Pinart (b) gives the following account, translated and condensed:
The island of Aruba forms one of the group of the islands of Curaçao, on the north coast of Venezuela. This group consists of three principal islands, Curaçao, Buen Ayre, Aruba, and some isolated rocks. It belongs to Holland.
Aruba is the most western island of the group and is situated opposite the peninsula of Paraguana, on the mainland. The distance between the two is about 10 leagues, and from the island the shores of the continent can be seen very distinctly.

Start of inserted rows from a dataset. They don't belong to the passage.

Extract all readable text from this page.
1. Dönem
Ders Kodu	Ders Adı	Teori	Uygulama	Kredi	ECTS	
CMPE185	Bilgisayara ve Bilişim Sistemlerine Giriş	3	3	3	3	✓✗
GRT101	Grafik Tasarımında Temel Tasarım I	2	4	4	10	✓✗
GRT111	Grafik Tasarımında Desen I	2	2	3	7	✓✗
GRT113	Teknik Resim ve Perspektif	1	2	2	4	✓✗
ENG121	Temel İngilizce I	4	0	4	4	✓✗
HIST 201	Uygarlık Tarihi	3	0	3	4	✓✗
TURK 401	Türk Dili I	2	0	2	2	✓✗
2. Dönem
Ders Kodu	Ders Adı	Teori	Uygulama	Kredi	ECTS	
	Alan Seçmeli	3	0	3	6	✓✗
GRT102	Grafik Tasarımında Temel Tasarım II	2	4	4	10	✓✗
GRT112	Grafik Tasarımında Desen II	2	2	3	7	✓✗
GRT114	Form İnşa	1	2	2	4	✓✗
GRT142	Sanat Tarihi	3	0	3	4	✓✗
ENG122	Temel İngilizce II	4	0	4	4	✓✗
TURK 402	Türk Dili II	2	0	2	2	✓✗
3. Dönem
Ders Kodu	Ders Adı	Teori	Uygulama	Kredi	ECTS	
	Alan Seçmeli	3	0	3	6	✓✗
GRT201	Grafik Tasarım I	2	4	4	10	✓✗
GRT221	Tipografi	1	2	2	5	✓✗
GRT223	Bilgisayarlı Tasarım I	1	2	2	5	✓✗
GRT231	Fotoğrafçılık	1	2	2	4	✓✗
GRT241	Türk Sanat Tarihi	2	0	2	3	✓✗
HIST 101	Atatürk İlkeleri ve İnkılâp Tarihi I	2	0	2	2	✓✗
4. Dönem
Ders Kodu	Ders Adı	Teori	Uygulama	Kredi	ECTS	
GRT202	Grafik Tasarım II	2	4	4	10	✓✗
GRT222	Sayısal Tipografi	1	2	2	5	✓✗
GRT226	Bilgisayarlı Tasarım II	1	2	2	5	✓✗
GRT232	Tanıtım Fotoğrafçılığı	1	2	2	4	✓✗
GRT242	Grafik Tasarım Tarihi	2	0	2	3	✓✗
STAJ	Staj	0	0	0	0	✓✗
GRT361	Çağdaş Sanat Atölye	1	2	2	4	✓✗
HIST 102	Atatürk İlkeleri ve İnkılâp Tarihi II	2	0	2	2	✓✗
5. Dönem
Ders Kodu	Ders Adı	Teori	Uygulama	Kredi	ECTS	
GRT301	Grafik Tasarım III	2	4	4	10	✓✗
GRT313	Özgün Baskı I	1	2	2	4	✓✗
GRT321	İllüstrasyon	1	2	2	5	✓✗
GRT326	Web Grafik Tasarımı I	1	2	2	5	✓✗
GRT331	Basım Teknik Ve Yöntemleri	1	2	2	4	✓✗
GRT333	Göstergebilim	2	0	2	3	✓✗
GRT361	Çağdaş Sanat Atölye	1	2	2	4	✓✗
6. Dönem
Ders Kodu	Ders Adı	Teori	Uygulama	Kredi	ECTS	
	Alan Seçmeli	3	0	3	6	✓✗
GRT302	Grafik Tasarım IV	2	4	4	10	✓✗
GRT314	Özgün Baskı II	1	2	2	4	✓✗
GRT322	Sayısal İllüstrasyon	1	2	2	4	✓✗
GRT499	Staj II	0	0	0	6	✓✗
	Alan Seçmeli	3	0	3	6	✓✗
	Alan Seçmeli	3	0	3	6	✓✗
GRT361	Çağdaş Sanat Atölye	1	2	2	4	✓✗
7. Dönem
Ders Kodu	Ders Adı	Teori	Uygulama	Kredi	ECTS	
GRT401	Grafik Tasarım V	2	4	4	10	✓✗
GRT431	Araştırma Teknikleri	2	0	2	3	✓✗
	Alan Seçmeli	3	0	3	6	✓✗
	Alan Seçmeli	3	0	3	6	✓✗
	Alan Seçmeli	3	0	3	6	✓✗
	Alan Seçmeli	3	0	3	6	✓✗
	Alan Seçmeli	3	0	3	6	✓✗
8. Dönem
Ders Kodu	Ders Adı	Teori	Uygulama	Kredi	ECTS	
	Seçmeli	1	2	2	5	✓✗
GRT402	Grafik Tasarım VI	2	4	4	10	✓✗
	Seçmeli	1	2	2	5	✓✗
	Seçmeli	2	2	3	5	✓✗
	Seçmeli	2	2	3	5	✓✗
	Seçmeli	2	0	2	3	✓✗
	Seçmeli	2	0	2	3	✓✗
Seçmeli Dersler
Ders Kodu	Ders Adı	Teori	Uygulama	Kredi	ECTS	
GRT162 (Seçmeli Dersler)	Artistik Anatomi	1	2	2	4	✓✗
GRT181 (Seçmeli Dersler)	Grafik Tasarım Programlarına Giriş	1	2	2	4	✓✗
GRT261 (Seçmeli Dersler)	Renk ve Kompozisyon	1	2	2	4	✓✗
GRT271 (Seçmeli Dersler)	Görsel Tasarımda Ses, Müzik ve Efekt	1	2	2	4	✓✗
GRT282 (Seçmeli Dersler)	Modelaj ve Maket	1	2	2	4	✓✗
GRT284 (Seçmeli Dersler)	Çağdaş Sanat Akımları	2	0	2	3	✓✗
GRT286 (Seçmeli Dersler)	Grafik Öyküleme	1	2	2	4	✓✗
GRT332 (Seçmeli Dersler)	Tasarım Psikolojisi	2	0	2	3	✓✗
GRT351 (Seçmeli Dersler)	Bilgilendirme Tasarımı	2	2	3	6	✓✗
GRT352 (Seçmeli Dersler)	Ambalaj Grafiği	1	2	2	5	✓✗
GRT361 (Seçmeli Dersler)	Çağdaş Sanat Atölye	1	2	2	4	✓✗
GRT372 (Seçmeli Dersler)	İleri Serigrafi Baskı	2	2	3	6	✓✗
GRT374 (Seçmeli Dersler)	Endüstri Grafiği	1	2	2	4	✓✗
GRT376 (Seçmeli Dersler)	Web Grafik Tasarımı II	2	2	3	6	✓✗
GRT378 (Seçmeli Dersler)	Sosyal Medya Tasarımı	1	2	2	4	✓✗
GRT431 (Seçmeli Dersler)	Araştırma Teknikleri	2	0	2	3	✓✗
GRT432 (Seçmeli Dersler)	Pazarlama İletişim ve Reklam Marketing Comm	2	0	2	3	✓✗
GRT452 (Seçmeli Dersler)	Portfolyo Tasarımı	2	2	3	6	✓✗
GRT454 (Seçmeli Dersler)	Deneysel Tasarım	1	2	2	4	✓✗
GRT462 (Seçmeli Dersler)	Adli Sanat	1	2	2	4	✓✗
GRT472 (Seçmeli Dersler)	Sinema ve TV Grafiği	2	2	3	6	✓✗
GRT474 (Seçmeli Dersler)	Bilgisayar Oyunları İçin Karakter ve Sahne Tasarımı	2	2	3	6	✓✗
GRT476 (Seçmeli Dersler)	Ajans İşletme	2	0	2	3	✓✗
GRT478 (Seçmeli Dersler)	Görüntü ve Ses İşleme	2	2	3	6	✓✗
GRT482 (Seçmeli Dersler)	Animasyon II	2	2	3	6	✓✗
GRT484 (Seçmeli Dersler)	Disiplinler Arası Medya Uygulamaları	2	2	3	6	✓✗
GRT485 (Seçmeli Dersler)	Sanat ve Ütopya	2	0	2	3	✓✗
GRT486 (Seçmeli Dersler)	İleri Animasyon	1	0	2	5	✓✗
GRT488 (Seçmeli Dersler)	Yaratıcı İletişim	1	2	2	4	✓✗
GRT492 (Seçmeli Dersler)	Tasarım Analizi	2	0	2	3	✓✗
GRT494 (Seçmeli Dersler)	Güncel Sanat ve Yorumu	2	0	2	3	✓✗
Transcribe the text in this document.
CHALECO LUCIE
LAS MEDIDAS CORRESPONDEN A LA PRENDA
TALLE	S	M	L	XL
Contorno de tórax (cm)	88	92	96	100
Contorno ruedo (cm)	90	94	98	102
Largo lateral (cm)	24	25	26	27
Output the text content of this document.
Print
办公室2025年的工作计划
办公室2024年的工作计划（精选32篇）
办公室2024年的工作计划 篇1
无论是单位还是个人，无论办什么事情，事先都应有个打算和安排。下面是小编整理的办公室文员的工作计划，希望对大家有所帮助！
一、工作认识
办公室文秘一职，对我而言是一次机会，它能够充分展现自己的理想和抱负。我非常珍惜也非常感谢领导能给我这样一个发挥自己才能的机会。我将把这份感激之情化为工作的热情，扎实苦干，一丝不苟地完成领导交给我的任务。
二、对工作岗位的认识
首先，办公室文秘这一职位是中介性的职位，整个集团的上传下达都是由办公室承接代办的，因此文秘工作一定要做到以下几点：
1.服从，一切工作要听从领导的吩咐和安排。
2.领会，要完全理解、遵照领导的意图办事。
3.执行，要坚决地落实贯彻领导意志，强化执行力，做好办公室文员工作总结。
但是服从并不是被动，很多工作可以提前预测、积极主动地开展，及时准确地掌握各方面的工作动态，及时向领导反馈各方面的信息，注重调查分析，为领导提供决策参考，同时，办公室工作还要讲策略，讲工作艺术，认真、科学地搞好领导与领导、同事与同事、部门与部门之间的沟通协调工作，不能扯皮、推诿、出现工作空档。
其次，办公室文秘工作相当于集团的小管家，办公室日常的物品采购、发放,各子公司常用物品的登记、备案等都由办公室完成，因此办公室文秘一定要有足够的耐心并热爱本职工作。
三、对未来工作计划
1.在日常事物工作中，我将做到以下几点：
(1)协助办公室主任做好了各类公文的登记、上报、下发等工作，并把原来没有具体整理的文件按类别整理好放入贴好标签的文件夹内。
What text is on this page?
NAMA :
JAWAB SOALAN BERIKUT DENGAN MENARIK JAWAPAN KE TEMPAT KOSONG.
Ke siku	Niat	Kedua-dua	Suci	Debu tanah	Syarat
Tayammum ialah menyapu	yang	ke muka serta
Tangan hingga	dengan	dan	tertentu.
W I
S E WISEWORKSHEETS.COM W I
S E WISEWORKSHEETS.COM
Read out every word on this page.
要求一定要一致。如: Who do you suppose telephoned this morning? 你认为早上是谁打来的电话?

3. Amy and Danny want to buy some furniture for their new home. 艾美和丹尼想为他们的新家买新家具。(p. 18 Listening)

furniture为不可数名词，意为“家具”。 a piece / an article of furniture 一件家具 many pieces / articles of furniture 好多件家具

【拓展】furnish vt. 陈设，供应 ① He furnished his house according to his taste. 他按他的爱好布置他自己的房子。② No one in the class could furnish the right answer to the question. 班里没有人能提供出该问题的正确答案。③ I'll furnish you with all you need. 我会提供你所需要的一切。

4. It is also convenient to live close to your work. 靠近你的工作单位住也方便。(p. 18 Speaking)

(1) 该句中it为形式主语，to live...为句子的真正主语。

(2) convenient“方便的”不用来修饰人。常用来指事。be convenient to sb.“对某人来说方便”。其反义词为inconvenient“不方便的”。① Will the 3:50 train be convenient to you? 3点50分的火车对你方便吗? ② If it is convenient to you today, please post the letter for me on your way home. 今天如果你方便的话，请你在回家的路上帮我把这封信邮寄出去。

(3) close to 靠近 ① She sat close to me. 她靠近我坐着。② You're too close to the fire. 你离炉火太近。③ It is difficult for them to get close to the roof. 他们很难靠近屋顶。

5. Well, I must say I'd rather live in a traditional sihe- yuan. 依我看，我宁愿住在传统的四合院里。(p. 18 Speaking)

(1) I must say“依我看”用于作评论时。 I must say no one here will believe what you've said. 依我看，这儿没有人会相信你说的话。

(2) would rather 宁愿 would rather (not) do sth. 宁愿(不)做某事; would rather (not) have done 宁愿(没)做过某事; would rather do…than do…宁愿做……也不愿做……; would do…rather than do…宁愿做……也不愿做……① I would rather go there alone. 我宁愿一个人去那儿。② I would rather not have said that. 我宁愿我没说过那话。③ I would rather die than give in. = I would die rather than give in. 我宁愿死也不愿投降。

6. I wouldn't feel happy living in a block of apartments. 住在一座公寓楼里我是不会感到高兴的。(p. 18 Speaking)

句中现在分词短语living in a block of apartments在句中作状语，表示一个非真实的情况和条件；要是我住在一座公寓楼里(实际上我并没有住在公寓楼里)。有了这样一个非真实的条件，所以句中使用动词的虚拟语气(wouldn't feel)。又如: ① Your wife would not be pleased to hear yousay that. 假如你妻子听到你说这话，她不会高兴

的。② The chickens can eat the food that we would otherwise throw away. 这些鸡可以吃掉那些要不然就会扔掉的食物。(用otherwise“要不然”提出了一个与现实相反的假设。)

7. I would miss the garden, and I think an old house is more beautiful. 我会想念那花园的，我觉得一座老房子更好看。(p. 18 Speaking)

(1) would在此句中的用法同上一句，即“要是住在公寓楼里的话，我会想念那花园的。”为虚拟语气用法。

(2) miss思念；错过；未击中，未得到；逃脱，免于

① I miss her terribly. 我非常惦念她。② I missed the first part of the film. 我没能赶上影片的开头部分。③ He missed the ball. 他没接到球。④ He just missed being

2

These islands, at the time of the discovery by the Spaniards, were inhabited by an Indian race which has left numerous traces of its occupancy; pottery, stone objects, petroglyphs, etc., are met with in large numbers in Aruba and in a less quantity on Buen Ayre and Curaçao. * * * These petroglyphs are quite different in character from those which I have recently described in a brief study of the Greater and Lesser Antilles, and their appearance brings to mind those found in Orinoco, in Venezuela, in the peninsula of Paraguana, on the border of the Magdalena river, and as far as Chiriqui. They differ from these, however, in several respects, and especially in that they are almost always multi-colored. The colors usually employed are red, blue, a yellowish white, and black. They are, moreover, painted and not cut in the rock. They show the same degree of variance as I have already noticed in North America—in Sonora, Arizona, and Chihuahua—between the petroglyphs which I have designated as Pimos, which are always incised, and those in the mountains which I designated as Comanche, and which are always painted and in many colors. The petroglyphs are, as has already been said, very numerous on the island of Aruba. I have personal knowledge of thirty, but, according to my friend Père van Kolwsjk, there must be more than fifty. The most important groups are as follows:
(1) Avikok. An enormous dark rock forms the summit of a wooded knob, and in this rock are two large cavities, one above the other, on the walls of which are the petroglyphs represented.
(2) Fontein. On the border of a fresh-water lagoon, a short distance from the northeast part of the island, near the sea, is a grotto of coralline origin, whose walls are of remarkable whiteness. This grotto is composed of a principal passage, quite wide, cut off toward the lower end by a row of stalactites and stalagmites, which, joining together, form a curious grimacing figure. On the wall to the left, as we look toward the bottom of the grotto, are found some petroglyphs. They are well preserved, thanks to their situation and the shelter from inclement weather, and they show no indication of painting, being distinctly traced on the walls.
(3) Chiribana. On some granitic spurs of a hill of the same name are found curious petroglyphs.
(4) At Lero de Wajukan, near Avikok, and at the foot of a hill, petroglyphs are found on some blocks of granite. I notice specially the human figure which in the original is outlined in red and bears on the shoulder a hatchet of the Carib type with a haft.
(5) At Ayo I discovered petroglyphs with figures in blue and red.
(6) At Woeboeri inscriptions are found on the wall of an immense mass of granite.